Hoi An dari Atas Sepeda

Waktu tak berputar di kota ini, berhenti di masa yang tak pernah terbayang.


Di kota kecil Hoi An, Vietnam,ada sebuah kawasan yang berisi ruko-ruko tua, umumnya bercat kuning, berlanggam kolonial, rumah yang lebih tua terbuat dari papan bercat hitam, dan berhias lampion digantung berjajar-jajar di atap teras. Jalanannya sempit, selebar 5 meter, tak boleh dilalui mobil, hanya boleh pejalan kaki, sepeda, dan sepeda motor. Kawasan ini dinamai Kota Tua Hoi An.

Berikut cerita sekilas tentang Hoi An, kota di Provinsi Quang Nam, Vietnam bagian tengah, persis di muara sungai Thu Bon yang mengalir ke Laut China Selatan. Luas wilayahnya 60 kilometer persegi, terdiri dari sembilan distrik, dua desa di daratan, dan satu desa pulau di Kepulauan Cham. Jumlah penduduk Hoi An 121 ribu jiwa.

Kebudayaan Hoi An sudah melalui banyak masa, yakni sejak prasejarah (hingga abad ke-2), Champa (abad ke-2 hingga 15), hingga Dai Viet (abad ke-15 hingga 19). Di masa prasejarah (Zaman Perunggu), kota ini disebut Sa Huynh.

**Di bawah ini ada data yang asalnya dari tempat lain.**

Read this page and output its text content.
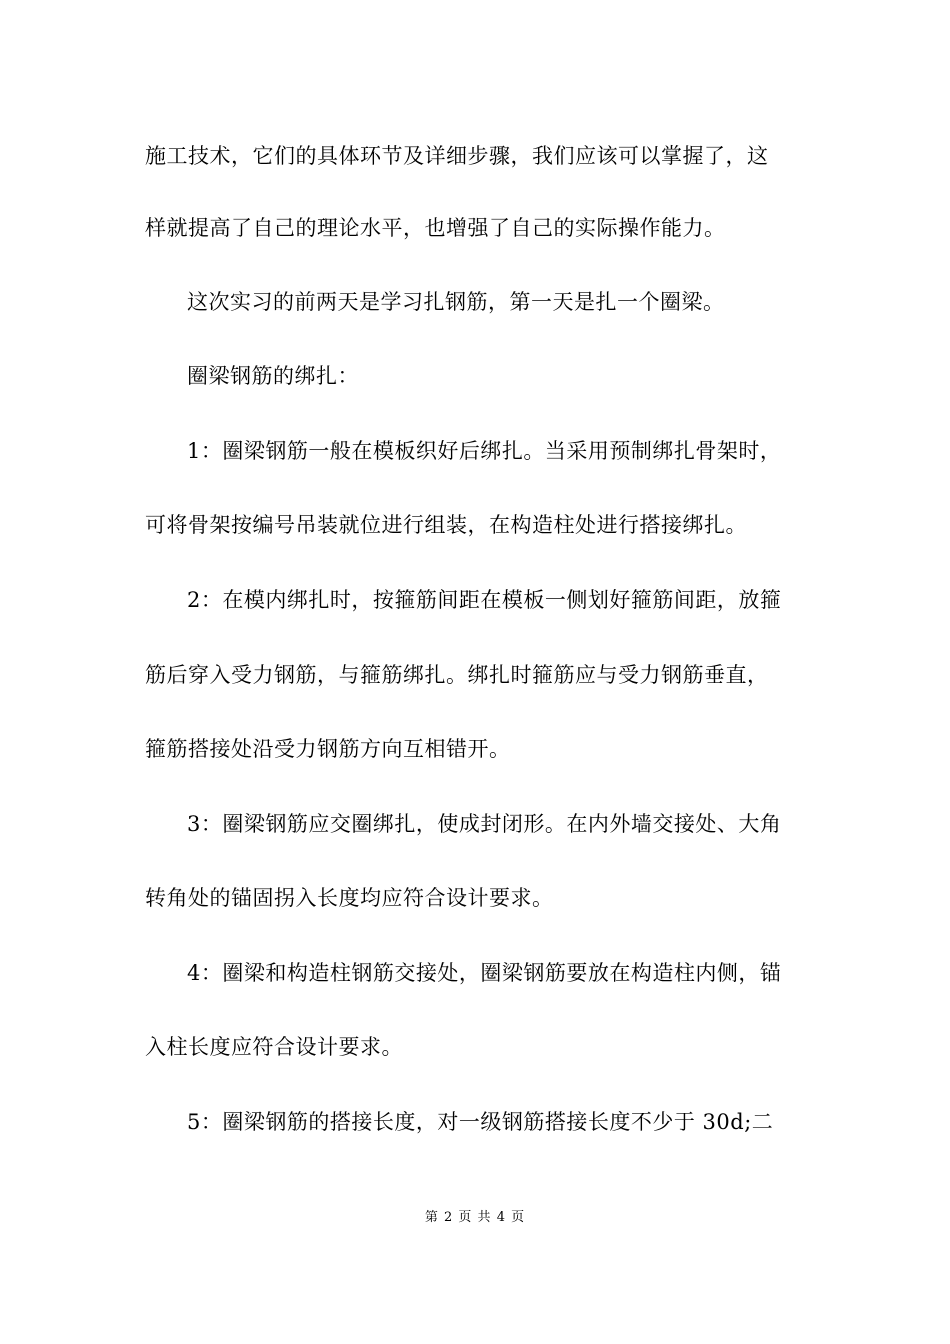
施工技术，它们的具体环节及详细步骤，我们应该可以掌握了，这
样就提高了自己的理论水平，也增强了自己的实际操作能力。
这次实习的前两天是学习扎钢筋，第一天是扎一个圈梁。
圈梁钢筋的绑扎：
1：圈梁钢筋一般在模板织好后绑扎。当采用预制绑扎骨架时，
可将骨架按编号吊装就位进行组装，在构造柱处进行搭接绑扎。
2：在模内绑扎时，按箍筋间距在模板一侧划好箍筋间距，放箍
筋后穿入受力钢筋，与箍筋绑扎。绑扎时箍筋应与受力钢筋垂直，
箍筋搭接处沿受力钢筋方向互相错开。
3：圈梁钢筋应交圈绑扎，使成封闭形。在内外墙交接处、大角
转角处的锚固拐入长度均应符合设计要求。
4：圈梁和构造柱钢筋交接处，圈梁钢筋要放在构造柱内侧，锚
入柱长度应符合设计要求。
5：圈梁钢筋的搭接长度，对一级钢筋搭接长度不少于 30d;二
第 2 页 共 4 页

Berikutnya, daerah ini didiami masyarakat Champa yang berasal dari tanah Jawa, membentuk Kerajaan Champa di bagian tengah pesisir Semenanjung Indochina.

Orang Champa sangat mahir dalam urusan transportasi sungai dan laut, serta menguasai perdagangan laut internasional. Merekalah yang pertama menemukan khasiat sarang burung walet dan menjadikannya komoditas ekspor, menggali sumur, serta membuat sawah berjenjang-jenjang yang masih digunakan hingga kini.

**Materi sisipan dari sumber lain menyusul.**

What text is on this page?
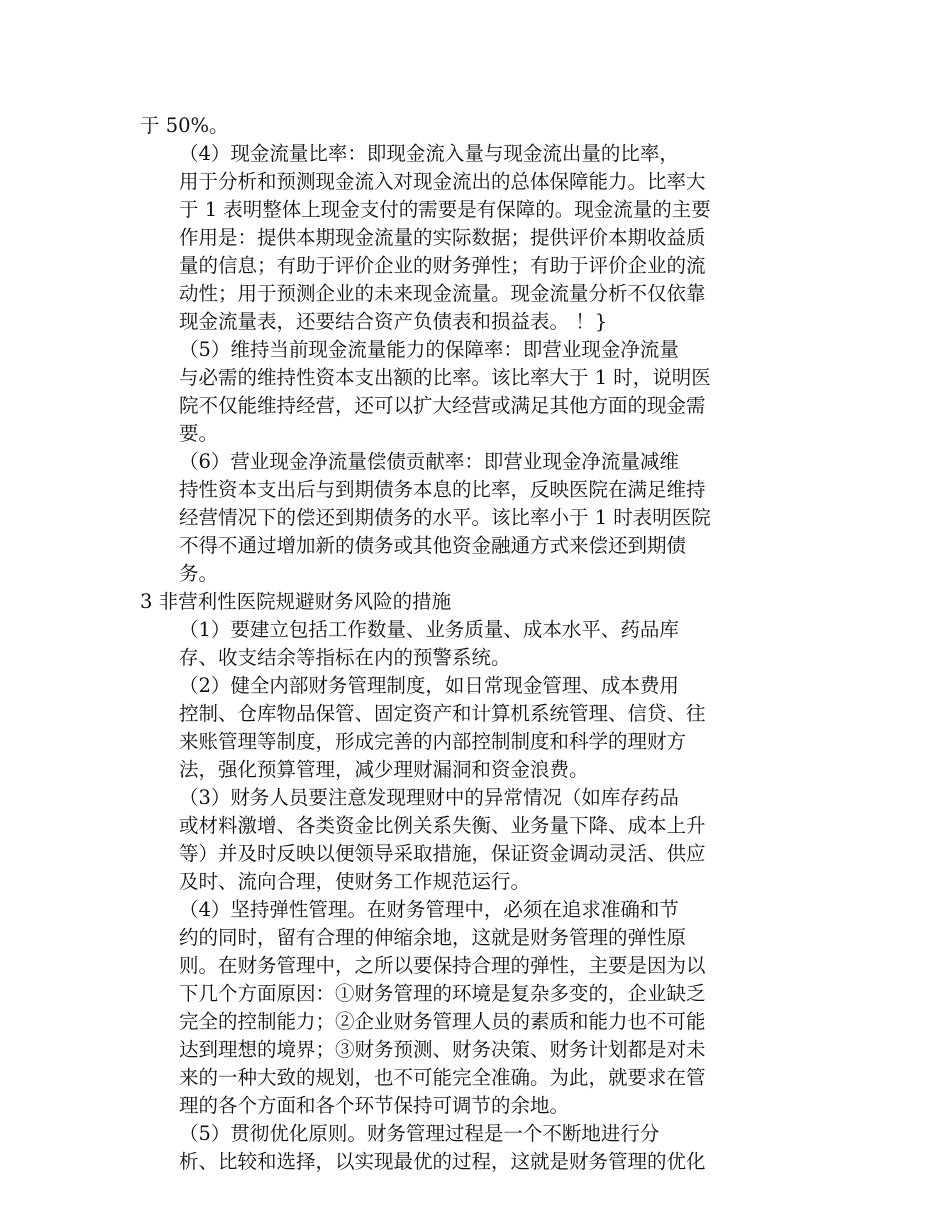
于 50%。
（4）现金流量比率：即现金流入量与现金流出量的比率，
用于分析和预测现金流入对现金流出的总体保障能力。比率大
于 1 表明整体上现金支付的需要是有保障的。现金流量的主要
作用是：提供本期现金流量的实际数据；提供评价本期收益质
量的信息；有助于评价企业的财务弹性；有助于评价企业的流
动性；用于预测企业的未来现金流量。现金流量分析不仅依靠
现金流量表，还要结合资产负债表和损益表。 ！}
（5）维持当前现金流量能力的保障率：即营业现金净流量
与必需的维持性资本支出额的比率。该比率大于 1 时，说明医
院不仅能维持经营，还可以扩大经营或满足其他方面的现金需
要。
（6）营业现金净流量偿债贡献率：即营业现金净流量减维
持性资本支出后与到期债务本息的比率，反映医院在满足维持
经营情况下的偿还到期债务的水平。该比率小于 1 时表明医院
不得不通过增加新的债务或其他资金融通方式来偿还到期债
务。
3 非营利性医院规避财务风险的措施
（1）要建立包括工作数量、业务质量、成本水平、药品库
存、收支结余等指标在内的预警系统。
（2）健全内部财务管理制度，如日常现金管理、成本费用
控制、仓库物品保管、固定资产和计算机系统管理、信贷、往
来账管理等制度，形成完善的内部控制制度和科学的理财方
法，强化预算管理，减少理财漏洞和资金浪费。
（3）财务人员要注意发现理财中的异常情况（如库存药品
或材料激增、各类资金比例关系失衡、业务量下降、成本上升
等）并及时反映以便领导采取措施，保证资金调动灵活、供应
及时、流向合理，使财务工作规范运行。
（4）坚持弹性管理。在财务管理中，必须在追求准确和节
约的同时，留有合理的伸缩余地，这就是财务管理的弹性原
则。在财务管理中，之所以要保持合理的弹性，主要是因为以
下几个方面原因：①财务管理的环境是复杂多变的，企业缺乏
完全的控制能力；②企业财务管理人员的素质和能力也不可能
达到理想的境界；③财务预测、财务决策、财务计划都是对未
来的一种大致的规划，也不可能完全准确。为此，就要求在管
理的各个方面和各个环节保持可调节的余地。
（5）贯彻优化原则。财务管理过程是一个不断地进行分
析、比较和选择，以实现最优的过程，这就是财务管理的优化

Pada abad pertama, Hoi An adalah pelabuhan terbesar di Asia Tenggara dengan nama Lam Ap Pho (Kota Champa). Negeri ini punya produk andalan sutera, keramik, gading, cendana, gula, emas, sarang burung walet, rumah kura-kura, dan ikan. Dari hasil temuan reruntuhan kapal, terbukti bahwa keramik Vietnam diangkut dari Hoi An hingga ke Sinai, Mesir. Masa keemasan Champa adalah sepanjang abad ke-7 hingga 10, ketika kerajaan ini jadi penentu strategi perdagangan rempah-rempah antarnegara.

Dari tahun 650 hingga 800, terjalin hubungan dagang antara Kerajaan Sriwijaya dan Melayu di Sumatera dengan Mesir, Arab, Persia, dan Tiongkok. Dalam pelayarannya, pedagang Sriwijaya dan Melayu juga menyinggahi 60 pelabuhan sibuk sepanjang garis pantai Vietnam, seperti Phan Rang, Nha Trang, dan Hoi An. Di Hoi An, kapal-kapal berhenti untuk mengisi air bersih sekaligus bongkar muat. Para pedagang juga dapat membeli barang-barang Tiongkok tanpa harus jauh-jauh berlayar ke Tiongkok.

Bangsa Eropa pertama yang berdagang dengan Vietnam adalah bangsa Portugis, pada abad ke-15. Pada masa itu, walaupun bahasa Portugis digunakan sebagai bahasa perdagangan di sejumlah pelabuhan Asia Tenggara, bahasa Melayu tetap dipakai di Hoi An. Belajar dari suksesnya Portugis, terbuka mata bangsa-bangsa Barat untuk datang juga ke Hoi An, yakni Belanda, Inggris, dan Prancis, sekaligus membawa agama Kristen.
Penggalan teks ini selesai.